Debugging GUI code with a single monitor system is painful if not impossible. If you’re writing GUI code, two monitors will make things much easier.

Most programmers eventually have to manipulate bitmaps for icons or toolbars, and most programmers don’t have a good bitmap editor available. Trying to use Microsoft Paint to manipulate bitmaps is a joke, but that’s what most programmers have to do.

At my last job, the system administrator kept sending me automated spam complaining that I was using more than … get this … 220 megabytes of hard drive space on the server. I pointed out that given the price of hard drives these days, the cost of this space was significantly less than the cost of the toilet paper I used. Spending even 10 minutes cleaning up my directory would be a fabulous waste of productivity.

Top notch development teams don’t torture their programmers. Even minor frustrations caused by using underpowered tools add up, making programmers grumpy and unhappy. And a grumpy programmer is an unproductive programmer.

To add to all this… programmers are easily bribed by giving them the coolest, latest stuff. This is a far cheaper way to get them to work for you than actually paying competitive salaries!

  1. Do you have testers?
    If your team doesn’t have dedicated testers, at least one for every two or three programmers, you are either shipping buggy products, or you’re wasting money by having $100/hour programmers do work that can be done by $30/hour testers. Skimping on testers is such an outrageous false economy that I’m simply blown away that more people don’t recognize it.

Read Top Five (Wrong) Reasons You Don’t Have Testers, an article I wrote about this subject.

  1. Do new candidates write code during their interview?
    Would you hire a magician without asking them to show you some magic tricks? Of course not.

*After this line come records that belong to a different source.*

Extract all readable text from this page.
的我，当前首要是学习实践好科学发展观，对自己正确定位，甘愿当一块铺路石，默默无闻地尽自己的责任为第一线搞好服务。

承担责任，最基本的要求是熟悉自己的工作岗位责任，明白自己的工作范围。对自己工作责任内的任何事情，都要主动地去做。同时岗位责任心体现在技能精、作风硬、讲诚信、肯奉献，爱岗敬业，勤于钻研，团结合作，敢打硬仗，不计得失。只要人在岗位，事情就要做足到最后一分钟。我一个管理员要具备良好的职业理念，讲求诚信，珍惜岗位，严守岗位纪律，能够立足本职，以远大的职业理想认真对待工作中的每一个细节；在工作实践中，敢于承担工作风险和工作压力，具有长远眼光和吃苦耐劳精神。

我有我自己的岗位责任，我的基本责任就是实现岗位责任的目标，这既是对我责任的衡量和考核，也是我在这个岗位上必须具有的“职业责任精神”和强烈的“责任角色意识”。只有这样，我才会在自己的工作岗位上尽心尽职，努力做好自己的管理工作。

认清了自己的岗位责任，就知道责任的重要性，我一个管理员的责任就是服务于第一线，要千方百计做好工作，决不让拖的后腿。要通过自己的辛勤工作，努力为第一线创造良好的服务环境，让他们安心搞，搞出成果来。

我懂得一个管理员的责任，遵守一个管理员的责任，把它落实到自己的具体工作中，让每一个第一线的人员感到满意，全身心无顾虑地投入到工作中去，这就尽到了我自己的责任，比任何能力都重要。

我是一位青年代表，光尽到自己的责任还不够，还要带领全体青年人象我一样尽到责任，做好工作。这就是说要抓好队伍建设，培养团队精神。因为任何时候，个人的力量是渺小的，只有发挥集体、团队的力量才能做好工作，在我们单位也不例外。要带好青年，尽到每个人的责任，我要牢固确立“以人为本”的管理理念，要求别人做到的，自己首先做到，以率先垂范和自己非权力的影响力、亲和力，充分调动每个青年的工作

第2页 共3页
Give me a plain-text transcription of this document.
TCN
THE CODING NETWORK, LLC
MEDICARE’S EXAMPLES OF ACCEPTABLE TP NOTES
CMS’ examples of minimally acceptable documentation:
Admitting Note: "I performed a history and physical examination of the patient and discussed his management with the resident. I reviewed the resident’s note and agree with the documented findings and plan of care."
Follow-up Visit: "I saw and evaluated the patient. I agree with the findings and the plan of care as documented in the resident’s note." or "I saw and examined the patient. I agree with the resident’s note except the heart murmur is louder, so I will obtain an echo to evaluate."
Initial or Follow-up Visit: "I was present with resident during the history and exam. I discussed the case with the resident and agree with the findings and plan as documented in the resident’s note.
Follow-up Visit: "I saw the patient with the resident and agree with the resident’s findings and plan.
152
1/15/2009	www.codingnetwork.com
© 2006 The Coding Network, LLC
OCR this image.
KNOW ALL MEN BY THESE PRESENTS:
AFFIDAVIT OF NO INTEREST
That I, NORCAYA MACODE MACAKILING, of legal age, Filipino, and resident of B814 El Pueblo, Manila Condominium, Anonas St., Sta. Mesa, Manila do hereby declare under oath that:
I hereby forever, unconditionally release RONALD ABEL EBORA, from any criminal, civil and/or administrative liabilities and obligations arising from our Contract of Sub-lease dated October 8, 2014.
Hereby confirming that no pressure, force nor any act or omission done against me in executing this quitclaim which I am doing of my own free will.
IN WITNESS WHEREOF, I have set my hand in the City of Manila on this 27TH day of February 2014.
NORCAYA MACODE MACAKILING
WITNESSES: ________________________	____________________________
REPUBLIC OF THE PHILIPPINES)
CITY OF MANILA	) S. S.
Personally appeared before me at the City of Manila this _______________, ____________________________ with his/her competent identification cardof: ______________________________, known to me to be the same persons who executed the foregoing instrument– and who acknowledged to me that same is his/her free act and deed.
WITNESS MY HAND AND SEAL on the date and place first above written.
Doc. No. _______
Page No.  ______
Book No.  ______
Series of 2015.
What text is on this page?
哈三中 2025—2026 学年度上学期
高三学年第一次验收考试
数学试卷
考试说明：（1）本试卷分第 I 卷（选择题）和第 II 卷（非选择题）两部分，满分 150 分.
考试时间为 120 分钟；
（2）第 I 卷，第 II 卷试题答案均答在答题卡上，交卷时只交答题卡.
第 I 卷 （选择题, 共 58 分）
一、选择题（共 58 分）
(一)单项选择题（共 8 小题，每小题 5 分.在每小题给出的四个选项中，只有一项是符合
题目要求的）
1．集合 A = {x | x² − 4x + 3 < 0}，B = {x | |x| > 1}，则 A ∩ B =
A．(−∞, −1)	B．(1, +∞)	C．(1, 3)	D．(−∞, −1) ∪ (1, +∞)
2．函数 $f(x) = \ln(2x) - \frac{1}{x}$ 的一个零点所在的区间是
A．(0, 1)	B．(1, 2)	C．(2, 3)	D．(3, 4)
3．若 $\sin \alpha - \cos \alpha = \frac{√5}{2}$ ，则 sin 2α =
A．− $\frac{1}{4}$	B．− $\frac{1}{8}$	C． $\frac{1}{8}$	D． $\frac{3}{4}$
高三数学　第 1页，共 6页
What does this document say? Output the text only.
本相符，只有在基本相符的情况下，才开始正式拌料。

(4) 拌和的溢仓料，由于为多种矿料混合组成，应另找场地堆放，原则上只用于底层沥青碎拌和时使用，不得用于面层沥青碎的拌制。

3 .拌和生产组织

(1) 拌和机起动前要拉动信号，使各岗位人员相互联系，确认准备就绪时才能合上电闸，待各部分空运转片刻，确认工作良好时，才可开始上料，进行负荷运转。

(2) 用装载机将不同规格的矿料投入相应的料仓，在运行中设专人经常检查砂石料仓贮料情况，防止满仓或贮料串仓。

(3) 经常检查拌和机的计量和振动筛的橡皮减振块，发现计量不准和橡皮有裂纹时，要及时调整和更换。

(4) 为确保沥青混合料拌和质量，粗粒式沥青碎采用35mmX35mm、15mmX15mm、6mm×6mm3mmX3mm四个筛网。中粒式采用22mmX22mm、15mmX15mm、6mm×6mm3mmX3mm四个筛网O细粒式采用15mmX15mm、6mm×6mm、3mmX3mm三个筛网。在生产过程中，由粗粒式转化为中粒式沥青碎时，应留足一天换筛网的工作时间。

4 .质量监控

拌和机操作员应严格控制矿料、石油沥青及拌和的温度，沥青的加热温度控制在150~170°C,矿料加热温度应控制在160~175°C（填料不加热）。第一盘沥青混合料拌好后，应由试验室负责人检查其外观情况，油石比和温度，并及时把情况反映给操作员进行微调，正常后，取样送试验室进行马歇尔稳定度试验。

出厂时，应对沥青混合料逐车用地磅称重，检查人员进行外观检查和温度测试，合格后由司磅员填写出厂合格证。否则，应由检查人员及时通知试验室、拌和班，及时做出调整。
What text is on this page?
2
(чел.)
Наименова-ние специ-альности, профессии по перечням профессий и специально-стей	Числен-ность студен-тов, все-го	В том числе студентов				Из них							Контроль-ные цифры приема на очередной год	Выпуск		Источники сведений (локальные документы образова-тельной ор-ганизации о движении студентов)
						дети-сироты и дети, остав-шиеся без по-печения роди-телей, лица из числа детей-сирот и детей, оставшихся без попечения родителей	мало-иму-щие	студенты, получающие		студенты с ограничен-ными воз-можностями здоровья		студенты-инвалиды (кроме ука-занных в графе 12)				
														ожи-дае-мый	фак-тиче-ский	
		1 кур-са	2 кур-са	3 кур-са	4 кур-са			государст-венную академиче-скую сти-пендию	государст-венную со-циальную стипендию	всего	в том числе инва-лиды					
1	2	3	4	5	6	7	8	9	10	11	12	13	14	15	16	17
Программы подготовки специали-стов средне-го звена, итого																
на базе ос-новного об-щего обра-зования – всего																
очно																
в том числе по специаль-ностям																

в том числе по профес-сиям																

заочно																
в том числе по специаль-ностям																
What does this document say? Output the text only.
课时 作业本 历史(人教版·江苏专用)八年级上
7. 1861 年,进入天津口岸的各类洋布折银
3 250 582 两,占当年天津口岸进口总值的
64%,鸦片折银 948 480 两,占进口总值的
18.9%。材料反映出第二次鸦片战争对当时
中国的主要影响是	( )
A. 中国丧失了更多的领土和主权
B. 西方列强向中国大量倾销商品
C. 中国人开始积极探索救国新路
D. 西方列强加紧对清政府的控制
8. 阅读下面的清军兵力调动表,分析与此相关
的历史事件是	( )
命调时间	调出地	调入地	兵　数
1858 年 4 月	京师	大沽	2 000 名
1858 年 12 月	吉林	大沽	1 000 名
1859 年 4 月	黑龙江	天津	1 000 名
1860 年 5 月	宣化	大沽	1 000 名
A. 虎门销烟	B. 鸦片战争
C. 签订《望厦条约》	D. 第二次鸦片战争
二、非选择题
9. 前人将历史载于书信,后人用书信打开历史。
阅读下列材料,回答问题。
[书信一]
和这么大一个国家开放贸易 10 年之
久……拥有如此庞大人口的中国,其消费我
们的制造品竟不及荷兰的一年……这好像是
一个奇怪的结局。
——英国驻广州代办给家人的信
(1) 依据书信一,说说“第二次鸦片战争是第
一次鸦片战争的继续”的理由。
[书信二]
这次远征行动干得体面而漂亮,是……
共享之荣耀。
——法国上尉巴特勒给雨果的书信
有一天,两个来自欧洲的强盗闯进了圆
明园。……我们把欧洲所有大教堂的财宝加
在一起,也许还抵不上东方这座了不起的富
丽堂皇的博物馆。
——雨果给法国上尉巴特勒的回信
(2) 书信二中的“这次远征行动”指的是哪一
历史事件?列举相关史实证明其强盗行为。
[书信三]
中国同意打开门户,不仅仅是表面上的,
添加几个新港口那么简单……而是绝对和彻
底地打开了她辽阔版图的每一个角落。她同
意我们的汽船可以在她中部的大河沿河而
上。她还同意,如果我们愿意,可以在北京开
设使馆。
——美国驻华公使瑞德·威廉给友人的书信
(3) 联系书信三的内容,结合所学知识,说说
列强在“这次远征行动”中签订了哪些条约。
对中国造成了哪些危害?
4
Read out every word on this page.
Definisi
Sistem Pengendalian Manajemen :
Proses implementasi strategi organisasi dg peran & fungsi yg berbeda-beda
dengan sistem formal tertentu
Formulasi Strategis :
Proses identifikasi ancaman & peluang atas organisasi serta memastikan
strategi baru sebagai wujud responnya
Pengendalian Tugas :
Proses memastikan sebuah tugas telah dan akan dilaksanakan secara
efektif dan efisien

Would you hire a caterer for your wedding without tasting their food? I doubt it. (Unless it’s Aunt Marge, and she would hate you forever if you didn’t let her make her “famous” chopped liver cake).

Yet, every day, programmers are hired on the basis of an impressive resumé or because the interviewer enjoyed chatting with them. Or they are asked trivia questions (“what’s the difference between CreateDialog() and DialogBox()?”) which could be answered by looking at the documentation. You don’t care if they have memorized thousands of trivia about programming, you care if they are able to produce code. Or, even worse, they are asked “AHA!” questions: the kind of questions that seem easy when you know the answer, but if you don’t know the answer, they are impossible.

Please, just stop doing this. Do whatever you want during interviews, but make the candidate write some code. (For more advice, read my Guerrilla Guide to Interviewing.)

  1. Do you do hallway usability testing?
    A hallway usability test is where you grab the next person that passes by in the hallway and force them to try to use the code you just wrote. If you do this to five people, you will learn 95% of what there is to learn about usability problems in your code.

Good user interface design is not as hard as you would think, and it’s crucial if you want customers to love and buy your product. You can read my free online book on UI design, a short primer for programmers.

But the most important thing about user interfaces is that if you show your program to a handful of people, (in fact, five or six is enough) you will quickly discover the biggest problems people are having. Read Jakob Nielsen’s article explaining why. Even if your UI design skills are lacking, as long as you force yourself to do hallway usability tests, which cost nothing, your UI will be much, much better.